Just to the left of the parish school, the frame of the new church stands. I asked the priest how long they had been trying to build the new church. “Eight years” was the reply. Eight years and it was a long, long way from completion. Yet with hope and trust, each Sunday they rose from their seats, walked down the aisle and placed their small coins in the collection box.
As I watched and reflected on this simple yet poignant gesture, I asked myself, ‘Stacey, are you giving of your excess? Or are you willing to rise, and place all that you have in that collection box? Are you willing to go without in order to give the fruit of your labour to strangers? People you will be unlikely ever to see again? Do you have a heart as generous as theirs?’
And the prayer of St Ignatius arose in my heart:
Lord, teach me to be generous,
to serve you as you deserve,
to give and not to count the cost,
to fight and not to heed the wounds,
to toil and not to seek for rest,
to labour and not to look for any reward,
save that of knowing that I do your Will.

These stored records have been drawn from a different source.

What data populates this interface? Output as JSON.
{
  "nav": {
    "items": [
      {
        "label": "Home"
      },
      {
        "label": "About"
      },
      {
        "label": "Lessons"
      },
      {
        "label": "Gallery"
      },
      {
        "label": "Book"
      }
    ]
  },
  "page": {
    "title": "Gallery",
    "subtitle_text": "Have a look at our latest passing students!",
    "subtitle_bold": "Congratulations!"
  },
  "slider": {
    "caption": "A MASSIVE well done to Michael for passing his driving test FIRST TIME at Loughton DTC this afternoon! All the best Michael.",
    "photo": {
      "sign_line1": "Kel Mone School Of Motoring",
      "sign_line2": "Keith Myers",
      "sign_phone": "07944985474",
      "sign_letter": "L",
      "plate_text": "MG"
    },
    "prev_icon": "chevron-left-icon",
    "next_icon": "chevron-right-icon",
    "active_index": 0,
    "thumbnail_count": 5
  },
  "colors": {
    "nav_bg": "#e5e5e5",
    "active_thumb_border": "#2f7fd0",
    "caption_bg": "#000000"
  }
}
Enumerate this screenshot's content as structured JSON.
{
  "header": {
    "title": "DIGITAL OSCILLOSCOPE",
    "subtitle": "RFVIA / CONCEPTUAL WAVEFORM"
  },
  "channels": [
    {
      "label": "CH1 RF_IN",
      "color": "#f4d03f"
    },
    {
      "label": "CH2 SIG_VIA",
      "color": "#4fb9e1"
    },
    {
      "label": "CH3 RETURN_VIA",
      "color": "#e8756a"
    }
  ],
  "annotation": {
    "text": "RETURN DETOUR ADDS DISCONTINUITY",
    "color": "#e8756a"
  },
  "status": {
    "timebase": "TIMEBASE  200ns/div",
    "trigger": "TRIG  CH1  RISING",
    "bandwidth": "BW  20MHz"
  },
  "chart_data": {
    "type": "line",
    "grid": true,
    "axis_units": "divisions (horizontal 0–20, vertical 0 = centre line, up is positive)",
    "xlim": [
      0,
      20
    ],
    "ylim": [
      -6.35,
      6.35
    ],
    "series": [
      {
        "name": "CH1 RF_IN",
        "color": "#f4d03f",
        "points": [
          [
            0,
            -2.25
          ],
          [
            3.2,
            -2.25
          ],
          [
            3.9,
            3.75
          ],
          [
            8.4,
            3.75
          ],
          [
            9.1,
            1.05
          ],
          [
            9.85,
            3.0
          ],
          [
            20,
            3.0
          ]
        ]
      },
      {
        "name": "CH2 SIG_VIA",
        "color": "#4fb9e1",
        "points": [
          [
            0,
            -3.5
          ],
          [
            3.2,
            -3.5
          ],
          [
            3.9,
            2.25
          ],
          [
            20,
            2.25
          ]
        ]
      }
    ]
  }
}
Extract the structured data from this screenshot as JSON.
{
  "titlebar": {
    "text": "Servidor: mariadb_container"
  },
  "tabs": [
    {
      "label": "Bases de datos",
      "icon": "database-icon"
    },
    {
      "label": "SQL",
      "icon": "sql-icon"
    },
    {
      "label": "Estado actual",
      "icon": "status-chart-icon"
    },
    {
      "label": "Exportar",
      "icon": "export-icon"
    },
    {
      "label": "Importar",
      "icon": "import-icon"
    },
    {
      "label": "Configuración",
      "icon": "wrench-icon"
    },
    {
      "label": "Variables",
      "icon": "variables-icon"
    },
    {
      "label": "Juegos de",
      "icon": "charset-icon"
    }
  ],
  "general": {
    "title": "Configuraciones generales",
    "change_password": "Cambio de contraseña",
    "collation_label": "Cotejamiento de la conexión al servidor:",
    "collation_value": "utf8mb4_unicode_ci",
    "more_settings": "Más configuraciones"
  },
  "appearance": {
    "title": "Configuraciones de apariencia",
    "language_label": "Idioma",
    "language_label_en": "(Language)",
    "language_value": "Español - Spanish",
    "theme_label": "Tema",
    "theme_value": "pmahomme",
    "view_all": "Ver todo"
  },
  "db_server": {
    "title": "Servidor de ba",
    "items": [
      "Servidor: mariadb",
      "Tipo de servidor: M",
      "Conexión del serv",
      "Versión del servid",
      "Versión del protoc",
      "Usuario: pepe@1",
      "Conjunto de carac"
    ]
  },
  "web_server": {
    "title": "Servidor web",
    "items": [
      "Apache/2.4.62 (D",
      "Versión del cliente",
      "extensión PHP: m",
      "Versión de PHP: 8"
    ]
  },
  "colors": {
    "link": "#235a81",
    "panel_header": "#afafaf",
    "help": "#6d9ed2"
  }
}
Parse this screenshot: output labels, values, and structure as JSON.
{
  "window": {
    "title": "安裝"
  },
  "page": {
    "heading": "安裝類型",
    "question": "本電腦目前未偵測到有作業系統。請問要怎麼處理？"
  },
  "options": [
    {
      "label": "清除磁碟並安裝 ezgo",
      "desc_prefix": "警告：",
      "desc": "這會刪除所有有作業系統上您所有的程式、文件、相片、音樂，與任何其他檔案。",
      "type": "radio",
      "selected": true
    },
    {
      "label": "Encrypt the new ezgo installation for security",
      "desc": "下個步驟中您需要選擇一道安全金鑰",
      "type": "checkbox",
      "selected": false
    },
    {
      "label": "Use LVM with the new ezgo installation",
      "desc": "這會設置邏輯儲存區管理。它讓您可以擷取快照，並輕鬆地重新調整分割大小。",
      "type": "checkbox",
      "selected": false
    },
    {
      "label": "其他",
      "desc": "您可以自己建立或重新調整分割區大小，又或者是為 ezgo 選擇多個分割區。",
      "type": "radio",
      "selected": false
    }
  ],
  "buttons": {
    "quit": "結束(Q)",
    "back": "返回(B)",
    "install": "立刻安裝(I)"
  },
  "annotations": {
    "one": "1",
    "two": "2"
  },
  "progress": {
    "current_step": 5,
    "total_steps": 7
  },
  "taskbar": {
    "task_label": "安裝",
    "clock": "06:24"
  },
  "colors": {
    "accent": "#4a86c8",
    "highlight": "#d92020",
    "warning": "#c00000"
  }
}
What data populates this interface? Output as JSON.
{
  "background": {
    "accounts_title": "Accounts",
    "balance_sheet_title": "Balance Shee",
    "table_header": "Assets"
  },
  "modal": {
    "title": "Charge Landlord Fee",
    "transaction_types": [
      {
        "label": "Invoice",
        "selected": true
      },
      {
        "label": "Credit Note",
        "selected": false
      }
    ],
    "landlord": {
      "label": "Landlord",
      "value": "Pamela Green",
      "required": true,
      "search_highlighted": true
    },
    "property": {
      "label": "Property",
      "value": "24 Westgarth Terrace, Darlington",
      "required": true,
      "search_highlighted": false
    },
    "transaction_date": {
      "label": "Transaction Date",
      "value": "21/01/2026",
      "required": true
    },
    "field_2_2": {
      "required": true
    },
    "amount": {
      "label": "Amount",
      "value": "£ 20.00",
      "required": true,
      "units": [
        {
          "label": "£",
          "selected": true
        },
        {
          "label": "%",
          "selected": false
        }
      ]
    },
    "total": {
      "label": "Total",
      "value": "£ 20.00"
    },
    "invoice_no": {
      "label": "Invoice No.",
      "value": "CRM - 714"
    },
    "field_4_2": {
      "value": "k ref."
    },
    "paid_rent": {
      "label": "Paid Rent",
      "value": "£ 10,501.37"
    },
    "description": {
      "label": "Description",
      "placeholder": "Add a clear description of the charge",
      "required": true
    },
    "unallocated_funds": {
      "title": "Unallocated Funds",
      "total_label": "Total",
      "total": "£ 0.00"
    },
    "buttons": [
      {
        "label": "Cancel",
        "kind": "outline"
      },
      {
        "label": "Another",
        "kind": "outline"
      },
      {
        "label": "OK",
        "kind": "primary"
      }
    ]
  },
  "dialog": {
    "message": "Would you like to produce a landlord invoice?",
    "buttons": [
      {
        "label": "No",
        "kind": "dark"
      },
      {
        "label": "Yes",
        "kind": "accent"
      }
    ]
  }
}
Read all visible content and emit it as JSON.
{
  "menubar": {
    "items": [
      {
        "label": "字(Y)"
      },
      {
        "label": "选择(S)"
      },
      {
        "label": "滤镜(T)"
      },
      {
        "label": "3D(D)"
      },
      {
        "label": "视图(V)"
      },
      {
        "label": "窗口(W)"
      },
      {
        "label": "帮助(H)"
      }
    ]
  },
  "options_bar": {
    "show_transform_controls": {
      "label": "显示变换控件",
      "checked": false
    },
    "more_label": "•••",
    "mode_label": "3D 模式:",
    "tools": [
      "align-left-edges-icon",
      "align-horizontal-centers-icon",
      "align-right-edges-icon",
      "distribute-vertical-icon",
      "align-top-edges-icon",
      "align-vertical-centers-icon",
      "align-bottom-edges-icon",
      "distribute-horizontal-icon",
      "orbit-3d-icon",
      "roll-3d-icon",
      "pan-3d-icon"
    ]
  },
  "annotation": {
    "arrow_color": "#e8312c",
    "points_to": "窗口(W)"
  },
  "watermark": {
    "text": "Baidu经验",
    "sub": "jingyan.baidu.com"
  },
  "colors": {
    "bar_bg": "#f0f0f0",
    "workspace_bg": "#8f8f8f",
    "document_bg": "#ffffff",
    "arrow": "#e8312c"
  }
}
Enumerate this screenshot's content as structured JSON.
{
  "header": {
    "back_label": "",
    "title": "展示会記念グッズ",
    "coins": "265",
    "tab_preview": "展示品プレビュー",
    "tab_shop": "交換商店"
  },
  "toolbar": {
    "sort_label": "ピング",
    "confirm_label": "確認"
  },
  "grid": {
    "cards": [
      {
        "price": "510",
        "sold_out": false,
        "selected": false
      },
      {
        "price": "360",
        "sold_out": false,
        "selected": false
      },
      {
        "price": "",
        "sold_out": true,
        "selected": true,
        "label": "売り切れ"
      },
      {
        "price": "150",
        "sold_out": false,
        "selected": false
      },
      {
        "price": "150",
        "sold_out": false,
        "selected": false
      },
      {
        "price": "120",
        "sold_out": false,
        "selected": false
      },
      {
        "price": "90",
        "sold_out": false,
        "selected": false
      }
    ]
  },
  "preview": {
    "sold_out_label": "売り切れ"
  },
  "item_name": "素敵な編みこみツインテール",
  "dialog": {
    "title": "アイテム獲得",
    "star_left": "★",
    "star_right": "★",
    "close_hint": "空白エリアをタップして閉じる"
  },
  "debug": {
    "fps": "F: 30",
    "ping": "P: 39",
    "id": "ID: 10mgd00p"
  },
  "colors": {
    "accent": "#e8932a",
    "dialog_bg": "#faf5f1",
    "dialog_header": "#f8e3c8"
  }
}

Every visit to Africa has taught me so much and given me so much (above). This visit was no different and while the lessons they taught will stay in my heart, I also realise how much they rely on our help. No matter how much effort they put in, no matter the sacrifices they make, that Church is a long way from completion. They need the help of their brothers and sisters around the world through organisations like Missio Scotland.